E infatti, il 3 febbraio 1848, i quotidiani francesi dettero notizia di un inquietante episodio che, a quanto pare, aveva avuto luogo pochi giorni prima nel piccolo villaggio Mardigny. Forse sfruttando a loro vantaggio il clima di festa che accompagnava il periodo della Candelora, due criminali avevano fatto leva sulla religiosità popolare per portare a termine il loro sordido piano: bussando alla porta di casa di una famiglia benestante, gli uomini avevano dichiarato d’avere con sé un’effige mariana che da qualche tempo aveva miracolosamente iniziato a emanare un profumo paradisiaco. Forse, lorsignori avrebbero avuto piacere di vederla?

I criminali avevano avuto cura d’assicurarsi che il saggio capofamiglia fosse andato a lavorare, sicché in casa c’erano solamente donne, credulone e sciocche per loro stessa natura. Senza alcun sospetto, le vittime avevano avvicinato il loro naso all’effige mariana, che naturalmente era stata intrisa di cloroformio, respirando a pieni polmoni quell’aroma miracoloso: entro pochi minuti, avevano cominciato a sentire la loro mente che si annebbiava; al loro risveglio, i ladri erano già spariti portandosi dietro denaro, gioielli e suppellettili.

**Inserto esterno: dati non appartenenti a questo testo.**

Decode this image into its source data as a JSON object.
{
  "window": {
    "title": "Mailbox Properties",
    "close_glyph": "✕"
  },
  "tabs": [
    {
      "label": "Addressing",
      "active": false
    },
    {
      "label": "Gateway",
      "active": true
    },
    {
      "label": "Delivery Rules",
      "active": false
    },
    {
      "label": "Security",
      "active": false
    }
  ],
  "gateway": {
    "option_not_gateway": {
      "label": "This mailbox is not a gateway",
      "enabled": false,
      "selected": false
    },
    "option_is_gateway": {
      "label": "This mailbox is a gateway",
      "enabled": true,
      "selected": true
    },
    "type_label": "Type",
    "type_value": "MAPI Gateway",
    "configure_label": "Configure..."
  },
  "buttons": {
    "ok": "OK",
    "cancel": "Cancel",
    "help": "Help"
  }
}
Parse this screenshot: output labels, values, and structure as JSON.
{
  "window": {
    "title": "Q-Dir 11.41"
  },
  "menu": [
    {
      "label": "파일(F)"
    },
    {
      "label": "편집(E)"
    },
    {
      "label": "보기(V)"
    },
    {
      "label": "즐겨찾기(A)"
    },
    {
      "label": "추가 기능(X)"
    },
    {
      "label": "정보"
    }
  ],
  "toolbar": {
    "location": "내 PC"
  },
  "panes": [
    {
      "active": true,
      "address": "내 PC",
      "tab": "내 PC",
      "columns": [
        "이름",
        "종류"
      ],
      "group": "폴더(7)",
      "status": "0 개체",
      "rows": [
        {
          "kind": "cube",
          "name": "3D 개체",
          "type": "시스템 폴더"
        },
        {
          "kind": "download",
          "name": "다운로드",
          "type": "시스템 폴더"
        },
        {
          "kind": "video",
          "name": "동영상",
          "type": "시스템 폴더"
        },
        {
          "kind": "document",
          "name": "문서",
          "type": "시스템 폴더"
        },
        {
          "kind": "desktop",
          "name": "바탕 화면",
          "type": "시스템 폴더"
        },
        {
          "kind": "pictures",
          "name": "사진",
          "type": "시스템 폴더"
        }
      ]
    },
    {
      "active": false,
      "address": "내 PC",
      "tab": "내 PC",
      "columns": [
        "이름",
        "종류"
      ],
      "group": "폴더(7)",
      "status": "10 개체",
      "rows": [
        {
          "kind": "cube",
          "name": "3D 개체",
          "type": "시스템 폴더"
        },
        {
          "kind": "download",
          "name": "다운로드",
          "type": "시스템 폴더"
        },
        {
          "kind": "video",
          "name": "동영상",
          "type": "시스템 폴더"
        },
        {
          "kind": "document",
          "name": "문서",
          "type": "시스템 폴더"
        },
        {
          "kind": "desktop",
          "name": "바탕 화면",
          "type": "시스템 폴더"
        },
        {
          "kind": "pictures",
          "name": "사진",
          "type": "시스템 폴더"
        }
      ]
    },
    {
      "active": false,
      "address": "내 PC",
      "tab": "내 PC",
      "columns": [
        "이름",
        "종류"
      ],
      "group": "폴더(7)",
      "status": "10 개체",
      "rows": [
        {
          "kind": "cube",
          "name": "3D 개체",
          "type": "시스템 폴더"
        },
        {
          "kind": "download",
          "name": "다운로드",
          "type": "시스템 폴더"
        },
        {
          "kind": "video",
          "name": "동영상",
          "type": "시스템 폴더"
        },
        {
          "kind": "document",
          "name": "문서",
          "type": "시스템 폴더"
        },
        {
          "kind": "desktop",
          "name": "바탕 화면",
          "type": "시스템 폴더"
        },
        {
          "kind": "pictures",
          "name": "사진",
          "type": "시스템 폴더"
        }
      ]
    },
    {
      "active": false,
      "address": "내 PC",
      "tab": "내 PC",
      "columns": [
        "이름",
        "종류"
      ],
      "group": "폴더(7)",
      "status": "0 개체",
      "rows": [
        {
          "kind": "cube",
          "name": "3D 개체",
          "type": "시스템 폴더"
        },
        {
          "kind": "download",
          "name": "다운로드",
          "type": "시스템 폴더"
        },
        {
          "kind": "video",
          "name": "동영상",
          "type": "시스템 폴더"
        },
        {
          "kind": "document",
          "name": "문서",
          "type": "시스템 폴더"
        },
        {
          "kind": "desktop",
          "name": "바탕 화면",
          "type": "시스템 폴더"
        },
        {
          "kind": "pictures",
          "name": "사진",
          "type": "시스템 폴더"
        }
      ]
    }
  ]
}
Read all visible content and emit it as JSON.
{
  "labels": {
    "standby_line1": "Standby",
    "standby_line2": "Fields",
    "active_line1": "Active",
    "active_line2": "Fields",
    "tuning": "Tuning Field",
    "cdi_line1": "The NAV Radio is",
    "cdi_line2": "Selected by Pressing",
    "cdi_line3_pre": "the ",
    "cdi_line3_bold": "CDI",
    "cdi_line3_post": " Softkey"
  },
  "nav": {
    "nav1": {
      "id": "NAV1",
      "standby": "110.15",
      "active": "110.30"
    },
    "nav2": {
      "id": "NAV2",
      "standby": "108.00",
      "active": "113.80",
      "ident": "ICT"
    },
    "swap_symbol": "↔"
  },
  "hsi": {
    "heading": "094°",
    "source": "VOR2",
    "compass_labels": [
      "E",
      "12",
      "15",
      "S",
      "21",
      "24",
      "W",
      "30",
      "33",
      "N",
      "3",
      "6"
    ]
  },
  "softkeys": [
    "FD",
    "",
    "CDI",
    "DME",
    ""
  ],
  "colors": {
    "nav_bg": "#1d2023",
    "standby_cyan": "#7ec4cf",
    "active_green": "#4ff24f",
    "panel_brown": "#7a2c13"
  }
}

Improbabile che un furto abbia realmente potuto svolgersi con queste precise dinamiche; certo è che, nell’arco di pochi mesi, cominciarono a circolare storie ancor più inverosimili. Giornalisti increduli e indignati davano voce a onesti cittadini che dichiaravano di essersi sentiti premere sul naso un fazzoletto umido per mano di uno sconosciuto che li aveva raggiunti alle spalle: in un battito di ciglia, avevano riaperto gli occhi ritrovandosi sdraiati per terra, coi vestiti scomposti e il portafoglio alleggerito. Quando andava bene. Quando andava male, si ritrovavano completamente nudi nel letto di una prostituta che reclamava il suo compenso, o in situazioni parimenti equivoche e imbarazzanti.

Ma il catalogo degli orrori non finisce qui: castissime e purissime ragazze da marito venivano narcotizzate da lenoni di passaggio che vendevano il loro corpo inerme a qualche pervertito; al loro risveglio, rendendosi conto d’aver perso la verginità, le fanciulle comprendevano d’essere merce avariata e dunque si rassegnavano a una vita di prostituzione, senza avere il coraggio di tornare a casa dai genitori (!). Criminali ben organizzati si nascondevano nei vicoli, utilizzando potenti mantici per sospingere effluvi di cloroformio sugli incolpevoli passanti che se ne stavano a metri di distanza; boccette di narcotico gettate all’interno di un locale chiuso erano capaci di addormentare interi vagoni ferroviari, e talvolta bastava una fuggevole carezza per spedire tra le braccia di Morfeo la vittima innocente, se il suo aggressore aveva avuto cura di intingere i suoi polpastrelli nell’anestetico.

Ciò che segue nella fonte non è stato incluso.